Au coeur des années 80, en pleine ère Reagan, Patrick Bateman est un pur produit de la réussite américaine. Jeune, riche, beau, il est un de ces golden boys qui triomphent à Wall Street. Il accumule avec une obsession maladive les objets et les vêtements de luxe et cotôient les endroits les plus huppés. Pourtant, dans son for intérieur, quelque chose est foncièrement détraqué et il se pourrait même qu’il soit un serial killer en puissance…
Le roman de Bret Easton Ellis, American Psycho, a défrayé la chronique littéraire et emballé les critiques mondiales, en dépeignant la psyché d’un homme aux apparences et aux contours parfaits et lisses et qui nourrit paradoxalement un goût pour le sang, pour les meurtres les plus effroyables et cultive en secret une haine pour les humains en général. Le cinéma ne pouvait que s’emparer d’un tel matériau, même s’il n’était pas aisé justement de décrire par l’image les sombres pulsions de mort de ce Patrick Bateman. Un héros vu par une cinéaste femme Mary Harron, ce qui est déjà une des premières surprises de ce film, et pas des moindres. Sa description d’un New York gangréné par l’argent, de ces traders dévorés d’ambition et ne songeant qu’à la réussite sociale et cachant souvent des mentalités affreuses est tout à fait réussie et ne manque ni d’humour (noir bien sûr) ni de pertinence. Le script suit le désordre mental de cet homme jusque dans ses pires travers et jusque dans ses crimes. Là où le film est habile c’est qu’il ne marque pas de points de rupture entre le réel et l’imaginaire, à tel point que l’on ne perçoit pas toujours si les fantasmes de Bateman sont tous réalisés ou pas. Avec l’utilisation parcimonieuse de la voix off , le récit n’offre aucune empathie envers le personnage et la seule grosse faiblesse réside sûrement dans un manque de subtilité dans la dénonciation de cet homme fissuré mentalement.

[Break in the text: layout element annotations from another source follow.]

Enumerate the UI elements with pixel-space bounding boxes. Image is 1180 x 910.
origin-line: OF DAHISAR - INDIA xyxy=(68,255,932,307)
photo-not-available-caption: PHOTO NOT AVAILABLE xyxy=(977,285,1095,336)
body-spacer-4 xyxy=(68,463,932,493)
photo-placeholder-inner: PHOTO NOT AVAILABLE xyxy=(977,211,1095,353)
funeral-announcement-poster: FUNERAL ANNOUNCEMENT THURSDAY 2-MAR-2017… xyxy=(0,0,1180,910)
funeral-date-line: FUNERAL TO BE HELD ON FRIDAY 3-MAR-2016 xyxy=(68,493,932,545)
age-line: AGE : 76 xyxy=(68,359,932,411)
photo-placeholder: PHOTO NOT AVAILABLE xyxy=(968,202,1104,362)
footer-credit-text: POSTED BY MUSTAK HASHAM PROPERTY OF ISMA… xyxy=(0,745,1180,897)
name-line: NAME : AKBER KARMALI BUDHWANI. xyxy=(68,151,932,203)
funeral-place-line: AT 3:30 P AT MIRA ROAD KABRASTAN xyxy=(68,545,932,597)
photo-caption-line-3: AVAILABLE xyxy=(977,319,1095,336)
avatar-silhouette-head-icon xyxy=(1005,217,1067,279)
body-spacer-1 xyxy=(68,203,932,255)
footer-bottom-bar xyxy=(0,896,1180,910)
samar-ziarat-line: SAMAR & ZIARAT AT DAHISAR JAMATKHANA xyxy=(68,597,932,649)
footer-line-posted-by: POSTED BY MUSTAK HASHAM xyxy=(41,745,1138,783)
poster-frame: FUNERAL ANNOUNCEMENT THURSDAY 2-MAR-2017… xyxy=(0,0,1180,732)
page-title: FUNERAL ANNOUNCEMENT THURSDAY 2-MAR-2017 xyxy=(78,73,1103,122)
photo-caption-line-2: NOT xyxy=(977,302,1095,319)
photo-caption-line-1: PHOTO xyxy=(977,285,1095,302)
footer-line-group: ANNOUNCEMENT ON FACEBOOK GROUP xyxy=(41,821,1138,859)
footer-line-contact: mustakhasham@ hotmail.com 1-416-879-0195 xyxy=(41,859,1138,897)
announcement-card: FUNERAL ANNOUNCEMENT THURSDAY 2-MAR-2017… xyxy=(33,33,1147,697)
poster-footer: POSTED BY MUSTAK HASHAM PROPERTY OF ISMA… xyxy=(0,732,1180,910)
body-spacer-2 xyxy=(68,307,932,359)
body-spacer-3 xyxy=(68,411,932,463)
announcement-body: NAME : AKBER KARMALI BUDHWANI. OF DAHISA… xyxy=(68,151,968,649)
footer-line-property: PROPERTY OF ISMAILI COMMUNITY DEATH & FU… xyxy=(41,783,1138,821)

Mary Harron a évité de faire un film d’horreur pure où l’on aurait vu au travers de séquences gore tout le sadisme décrit avec beaucoup de détails dans le roman. Elle a préféré la distanciation, l’ironie et le délire cynique et de ce point de vue, ça fonctionne très bien. L’acteur choisi, Christian Bale (encore assez peu connu à l’époque), se révèle terrifiant de froideur et de machiavélisme. Son jeu tout en intériorité fait froid dans le dos et montre à la perfection la vanité et la folie de ce schizophrène total. Le reste du casting comporte des comédiens américains comme Jared Leto, Chloé Sevigny, Reese Witherspoon ou encore Willem Dafoe et tous parfaitement convaincants. La fin ouverte laisse place à l’interprétation et aux spéculations, tout en demeurant sacrément dérangeante. Le film se démarque donc clairement du livre, tout en apportant une complexité supplémentaire.